The latter is the team’s middle child. Concurrent with the traits of that sibling type, it’s an unassuming place that just quietly gets on with doing its thing.
And its thing is rather good Himalayan food. Located above a bar on Commercial Road, the dining room is understated and casual, with tables a shade too small for all the food you’ll want to order.
Toasting a long overdue catch-up with a raspberry and ginger mojito and a mai tai that tastes of liquid marzipan, the best friend and I decide what we can bear not to eat. Luckily the menu is concise, and, clearly having heard the crunch of prawn crackers from the other side of the Thames, LB is on his way to ensure any excessive ordering won’t go to waste.
Those prawn crackers are seasoned with lip-tingling Szechuan pepper salt, accompanied by Newari pickles; a red-hot, garlic-rich chilli chutney and shredded fermented vegetables. The condiments also prove handy for anointing the Naga chilli beef puffs – flaky baked pastries filled with savoury, spicy mince.
With characteristic perfect timing, LB arrives at the same time as the bulk of our food; reiterating his hatred of cheese but conceding that the delicious Indo-Chinese chilli paneer is pretty palatable. So, too, is a whole pan-fried duck leg in a jam-like, sweet-spicy-savoury Tibetan glaze.
We’ve eschewed vegetables and any extraneous starch in favour of trying every carnivorous dish, but our diets are somewhat redeemed by the Nepalese pork which closely resembles a salad; the meat chopped and tossed with the likes of chillies, spring onions and tomatoes.
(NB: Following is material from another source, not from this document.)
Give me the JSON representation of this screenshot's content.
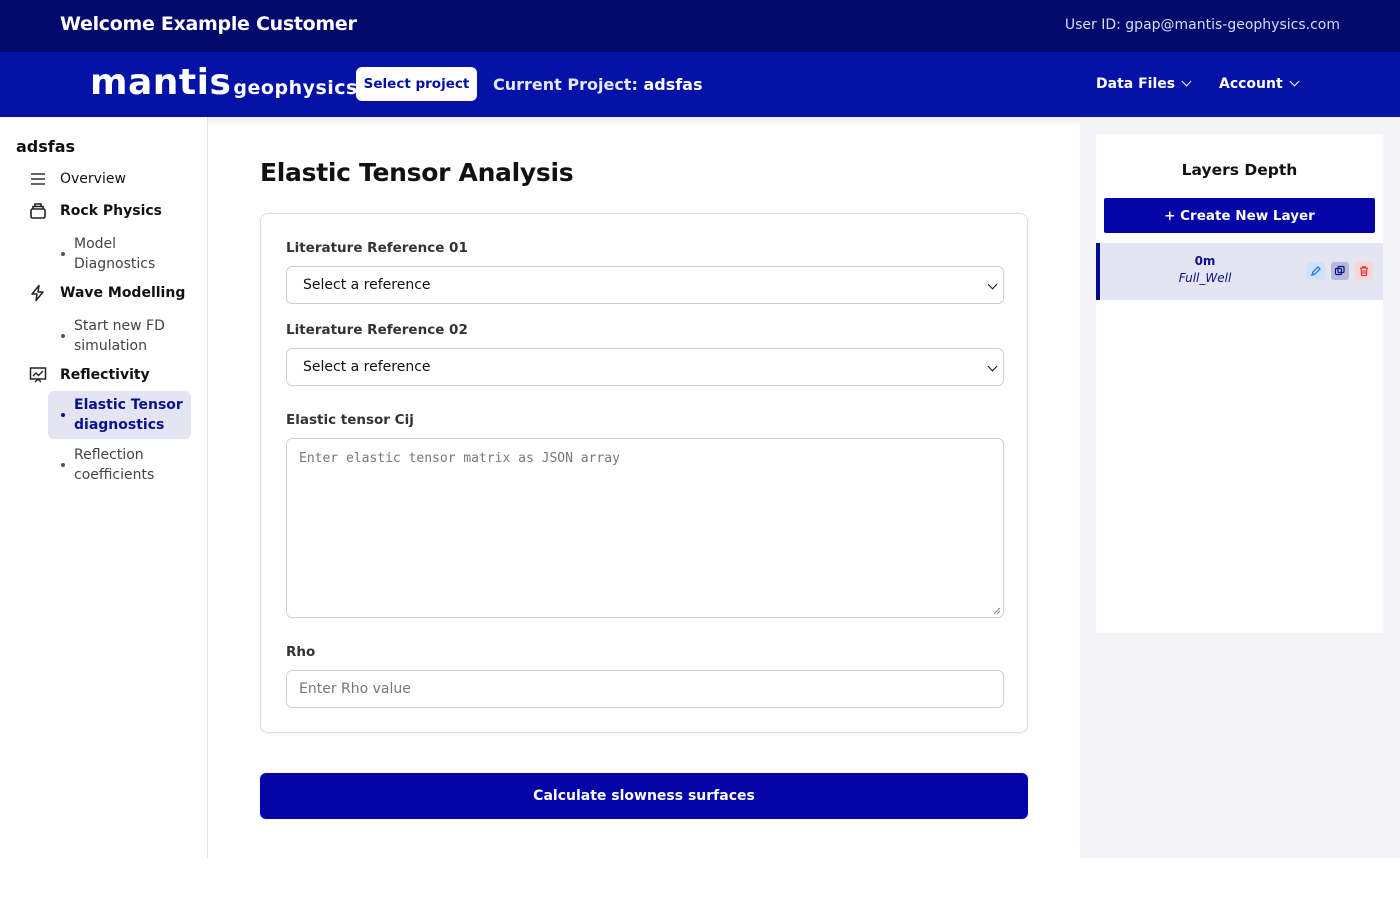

Himalayan fried chicken is finger-lickin’, anointed with a layer of piquant green chutney beneath an audibly-crunchy coating; whilst a tiffin tin of egg noodles tossed with minced lamb is the region’s answer to spag bol – slurpy, savoury, supremely comforting.
With little room or inclination for dessert, we make our descent – gratified by the fact our journey merely consists of a single staircase rather than the entirety of Everest.